The Kennedy and early Johnson administrations were concerned about what they called Cuba's
“successful defiance” of U.S. foreign policy, which goes back to the Monroe Doctrine,
1820's, no Russians. Monroe Doctrine asserts the U.S. right to control the hemisphere.
And Cuba carrying out “successful defiance” of that. Ask your favorite Mafia don what
that means.
Furthermore, Arthur Schlesinger, who headed Kennedy's Latin American Mission, and was
his advisor and well known historian. He – In his internal – The internal documents that
he wrote for Kennedy, he says the problem is what he's called “the spread of the Castro
idea” of taking matters into your own hands which will appeal to impoverished people throughout
the hemisphere who were suffering conditions very much like that of the Batista dictatorship
that Castro overthrew. So we got to stop it. Not resources, they don't have resources – you
know tropical fruit. Ah they – It's successful defiance and the threat of spreading the idea
of taking matters into your own hands and running your own affairs. That's got to be
stopped. It's the same with Vietnam, the U.S. didn't go after Vietnam because of its resources.
I mean Eisenhower made some speeches about it but it was nonsense.
I'm not sure you said in so many words but do you think, would you think that they should
have had elections in 1956.
Who should have had elections?
In Vietnam, wasn't there an agreement in 1954?
Yes there was. In fact, the U.S. didn't agree to it. But the Geneva – there was an agreement
at Geneva, a treaty of the parties in which they agreed to a temporary demilitarized,
a temporary separation, North and South, with unifying elections to be, to take place in
1956. Well, you know, the U.S. knew they were going to come out the wrong way so they undermined
it, prevented them.
So is this an over simplification but in Vietnam would you say we were fighting against democracy?
Of course. I mean, I don't know what kind of democracy it would have been but we were
certainly trying to undermine democracy. But the main thing was to prevent independence.
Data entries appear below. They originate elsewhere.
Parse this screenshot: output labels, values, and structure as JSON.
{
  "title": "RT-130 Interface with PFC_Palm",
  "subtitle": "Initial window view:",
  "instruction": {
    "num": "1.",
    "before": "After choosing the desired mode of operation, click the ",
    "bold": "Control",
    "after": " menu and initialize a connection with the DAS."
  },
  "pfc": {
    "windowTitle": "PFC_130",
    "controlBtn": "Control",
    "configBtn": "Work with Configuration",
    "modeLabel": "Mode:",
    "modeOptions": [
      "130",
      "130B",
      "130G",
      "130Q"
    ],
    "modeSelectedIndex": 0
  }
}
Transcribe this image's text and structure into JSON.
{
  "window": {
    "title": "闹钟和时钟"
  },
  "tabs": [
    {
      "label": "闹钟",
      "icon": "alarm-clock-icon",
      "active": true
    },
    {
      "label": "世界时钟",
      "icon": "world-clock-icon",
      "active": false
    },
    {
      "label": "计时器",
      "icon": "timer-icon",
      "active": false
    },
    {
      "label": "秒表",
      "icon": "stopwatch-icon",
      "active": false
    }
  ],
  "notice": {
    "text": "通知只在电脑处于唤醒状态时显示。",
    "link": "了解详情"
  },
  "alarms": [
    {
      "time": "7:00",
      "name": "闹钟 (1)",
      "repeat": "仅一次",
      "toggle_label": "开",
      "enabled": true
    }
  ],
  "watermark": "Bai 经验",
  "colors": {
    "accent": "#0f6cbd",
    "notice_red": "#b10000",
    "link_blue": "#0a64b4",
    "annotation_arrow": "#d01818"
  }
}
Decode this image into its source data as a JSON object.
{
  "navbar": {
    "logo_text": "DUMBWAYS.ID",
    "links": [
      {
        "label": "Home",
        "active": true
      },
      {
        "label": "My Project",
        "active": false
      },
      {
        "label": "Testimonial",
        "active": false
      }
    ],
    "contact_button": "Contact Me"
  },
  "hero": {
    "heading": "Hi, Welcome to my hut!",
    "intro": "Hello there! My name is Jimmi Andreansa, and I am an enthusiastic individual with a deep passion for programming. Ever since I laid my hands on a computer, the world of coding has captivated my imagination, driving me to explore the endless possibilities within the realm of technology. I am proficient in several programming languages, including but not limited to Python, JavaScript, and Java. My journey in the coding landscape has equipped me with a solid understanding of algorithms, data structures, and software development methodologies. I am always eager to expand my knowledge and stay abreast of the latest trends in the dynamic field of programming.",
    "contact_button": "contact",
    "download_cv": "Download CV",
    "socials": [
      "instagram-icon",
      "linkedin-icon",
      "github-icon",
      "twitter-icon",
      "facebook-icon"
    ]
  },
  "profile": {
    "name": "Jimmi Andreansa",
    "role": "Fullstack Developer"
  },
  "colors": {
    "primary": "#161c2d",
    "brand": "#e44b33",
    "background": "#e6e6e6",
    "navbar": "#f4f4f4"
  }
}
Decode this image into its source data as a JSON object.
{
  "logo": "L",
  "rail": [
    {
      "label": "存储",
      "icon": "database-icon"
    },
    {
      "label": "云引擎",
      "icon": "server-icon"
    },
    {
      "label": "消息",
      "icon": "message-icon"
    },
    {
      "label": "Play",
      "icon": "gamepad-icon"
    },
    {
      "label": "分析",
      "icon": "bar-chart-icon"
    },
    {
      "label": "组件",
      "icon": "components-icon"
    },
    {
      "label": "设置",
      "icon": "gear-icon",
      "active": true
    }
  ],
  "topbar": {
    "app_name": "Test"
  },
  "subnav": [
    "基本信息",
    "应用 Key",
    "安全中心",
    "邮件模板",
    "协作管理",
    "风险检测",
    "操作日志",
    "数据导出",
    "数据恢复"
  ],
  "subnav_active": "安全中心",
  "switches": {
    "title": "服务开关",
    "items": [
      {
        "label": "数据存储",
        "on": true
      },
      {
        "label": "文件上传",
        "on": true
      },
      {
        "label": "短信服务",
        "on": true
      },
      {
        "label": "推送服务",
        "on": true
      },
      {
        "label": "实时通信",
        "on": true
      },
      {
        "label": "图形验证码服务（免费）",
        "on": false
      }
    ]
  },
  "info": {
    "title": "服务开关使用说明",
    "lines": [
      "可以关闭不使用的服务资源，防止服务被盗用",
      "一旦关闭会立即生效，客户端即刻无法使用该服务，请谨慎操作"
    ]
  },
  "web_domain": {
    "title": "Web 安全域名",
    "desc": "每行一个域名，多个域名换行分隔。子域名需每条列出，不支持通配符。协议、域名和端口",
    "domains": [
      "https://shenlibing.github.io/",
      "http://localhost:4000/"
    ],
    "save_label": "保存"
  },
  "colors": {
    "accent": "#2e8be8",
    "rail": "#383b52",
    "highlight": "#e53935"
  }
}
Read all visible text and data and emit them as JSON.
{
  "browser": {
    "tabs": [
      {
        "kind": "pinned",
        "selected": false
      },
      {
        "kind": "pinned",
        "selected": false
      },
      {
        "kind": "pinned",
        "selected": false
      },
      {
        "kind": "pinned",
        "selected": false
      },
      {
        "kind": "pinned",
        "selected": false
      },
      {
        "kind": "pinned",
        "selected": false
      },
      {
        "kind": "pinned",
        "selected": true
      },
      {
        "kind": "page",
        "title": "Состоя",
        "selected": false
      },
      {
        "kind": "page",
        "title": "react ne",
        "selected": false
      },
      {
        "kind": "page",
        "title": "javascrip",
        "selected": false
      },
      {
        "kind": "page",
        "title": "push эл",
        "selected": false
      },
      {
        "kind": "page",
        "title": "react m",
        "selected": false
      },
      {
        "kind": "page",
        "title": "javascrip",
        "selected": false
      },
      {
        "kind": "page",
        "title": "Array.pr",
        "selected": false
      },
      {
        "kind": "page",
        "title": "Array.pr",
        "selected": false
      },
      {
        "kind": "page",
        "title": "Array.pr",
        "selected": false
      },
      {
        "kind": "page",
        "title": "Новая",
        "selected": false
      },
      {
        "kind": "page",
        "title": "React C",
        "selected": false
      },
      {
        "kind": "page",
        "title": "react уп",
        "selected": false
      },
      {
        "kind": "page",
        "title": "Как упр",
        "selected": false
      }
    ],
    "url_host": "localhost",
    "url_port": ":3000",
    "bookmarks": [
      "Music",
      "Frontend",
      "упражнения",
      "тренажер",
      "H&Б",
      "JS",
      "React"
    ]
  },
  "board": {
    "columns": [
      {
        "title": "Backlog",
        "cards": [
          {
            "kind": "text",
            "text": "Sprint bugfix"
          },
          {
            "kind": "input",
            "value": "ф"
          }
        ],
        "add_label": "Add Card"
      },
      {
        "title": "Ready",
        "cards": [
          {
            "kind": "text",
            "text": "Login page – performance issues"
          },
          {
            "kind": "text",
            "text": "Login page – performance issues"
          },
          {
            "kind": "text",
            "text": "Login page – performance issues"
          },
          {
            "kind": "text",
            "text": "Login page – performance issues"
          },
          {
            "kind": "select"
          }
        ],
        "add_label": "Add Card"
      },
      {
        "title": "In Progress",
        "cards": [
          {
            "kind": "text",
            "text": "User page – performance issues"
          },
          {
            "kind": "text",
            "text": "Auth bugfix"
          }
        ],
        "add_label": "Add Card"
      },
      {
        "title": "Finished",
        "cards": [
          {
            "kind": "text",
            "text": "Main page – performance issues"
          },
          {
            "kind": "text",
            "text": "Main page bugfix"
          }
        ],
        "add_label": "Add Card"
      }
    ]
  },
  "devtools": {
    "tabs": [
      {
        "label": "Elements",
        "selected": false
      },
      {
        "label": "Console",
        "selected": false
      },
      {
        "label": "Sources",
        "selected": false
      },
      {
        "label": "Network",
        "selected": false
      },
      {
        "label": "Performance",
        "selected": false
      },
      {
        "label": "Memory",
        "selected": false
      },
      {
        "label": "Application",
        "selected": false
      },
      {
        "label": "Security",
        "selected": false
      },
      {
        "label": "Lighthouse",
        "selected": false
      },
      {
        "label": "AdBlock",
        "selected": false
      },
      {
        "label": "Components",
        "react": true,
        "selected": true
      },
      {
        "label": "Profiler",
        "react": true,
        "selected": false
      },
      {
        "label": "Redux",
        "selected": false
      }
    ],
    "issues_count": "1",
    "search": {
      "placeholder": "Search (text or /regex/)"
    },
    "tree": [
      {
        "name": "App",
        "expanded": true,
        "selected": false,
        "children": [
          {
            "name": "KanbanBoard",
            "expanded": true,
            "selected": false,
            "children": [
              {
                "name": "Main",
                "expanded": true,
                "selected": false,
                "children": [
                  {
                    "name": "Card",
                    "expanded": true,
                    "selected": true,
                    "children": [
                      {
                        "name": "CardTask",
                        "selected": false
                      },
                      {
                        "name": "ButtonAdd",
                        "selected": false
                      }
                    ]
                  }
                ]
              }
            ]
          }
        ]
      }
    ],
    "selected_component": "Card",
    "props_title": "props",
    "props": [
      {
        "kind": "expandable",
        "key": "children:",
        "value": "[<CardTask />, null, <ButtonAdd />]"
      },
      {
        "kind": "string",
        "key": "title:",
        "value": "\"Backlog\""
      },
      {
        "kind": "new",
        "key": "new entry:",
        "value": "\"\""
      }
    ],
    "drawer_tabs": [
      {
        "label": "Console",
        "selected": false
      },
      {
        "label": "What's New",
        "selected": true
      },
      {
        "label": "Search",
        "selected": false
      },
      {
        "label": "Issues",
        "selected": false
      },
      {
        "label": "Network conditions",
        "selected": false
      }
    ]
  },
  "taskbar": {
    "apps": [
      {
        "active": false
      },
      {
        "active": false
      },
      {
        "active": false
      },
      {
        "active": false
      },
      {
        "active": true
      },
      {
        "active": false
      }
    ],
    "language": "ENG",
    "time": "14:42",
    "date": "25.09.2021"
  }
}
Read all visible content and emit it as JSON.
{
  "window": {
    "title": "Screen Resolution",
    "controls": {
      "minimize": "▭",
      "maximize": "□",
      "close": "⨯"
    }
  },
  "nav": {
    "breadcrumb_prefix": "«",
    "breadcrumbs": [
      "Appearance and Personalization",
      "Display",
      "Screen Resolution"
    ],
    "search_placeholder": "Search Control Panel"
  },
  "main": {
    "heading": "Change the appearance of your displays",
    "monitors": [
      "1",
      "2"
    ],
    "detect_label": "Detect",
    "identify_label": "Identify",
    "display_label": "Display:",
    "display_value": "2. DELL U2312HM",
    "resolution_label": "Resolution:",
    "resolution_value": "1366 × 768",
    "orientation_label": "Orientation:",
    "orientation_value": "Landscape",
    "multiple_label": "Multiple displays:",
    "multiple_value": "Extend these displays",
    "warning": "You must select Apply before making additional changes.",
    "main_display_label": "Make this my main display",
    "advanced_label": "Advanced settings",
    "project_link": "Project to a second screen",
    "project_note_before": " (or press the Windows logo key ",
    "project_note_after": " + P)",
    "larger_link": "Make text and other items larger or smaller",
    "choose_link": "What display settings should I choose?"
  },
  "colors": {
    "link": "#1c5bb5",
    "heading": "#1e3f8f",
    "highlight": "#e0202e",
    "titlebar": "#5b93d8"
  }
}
They didn't care whether it was democratic or totalitarian, democratic would have been
just as bad as totalitarian. Prevent independence. And there was a reason, there was concern
– we have, again, the internal records, there was concern that an independent Vietnam
might become a model of successful development which would spread throughout the region,
successful independent development, independent of the U.S., spread to other places and maybe
reach Indonesia which was really valuable. And that might even force Japan to accommodate
to Asian, an independent Asian mainland becoming its technological center. I mean that's what
the U.S. fought World War II in the Pacific to prevent.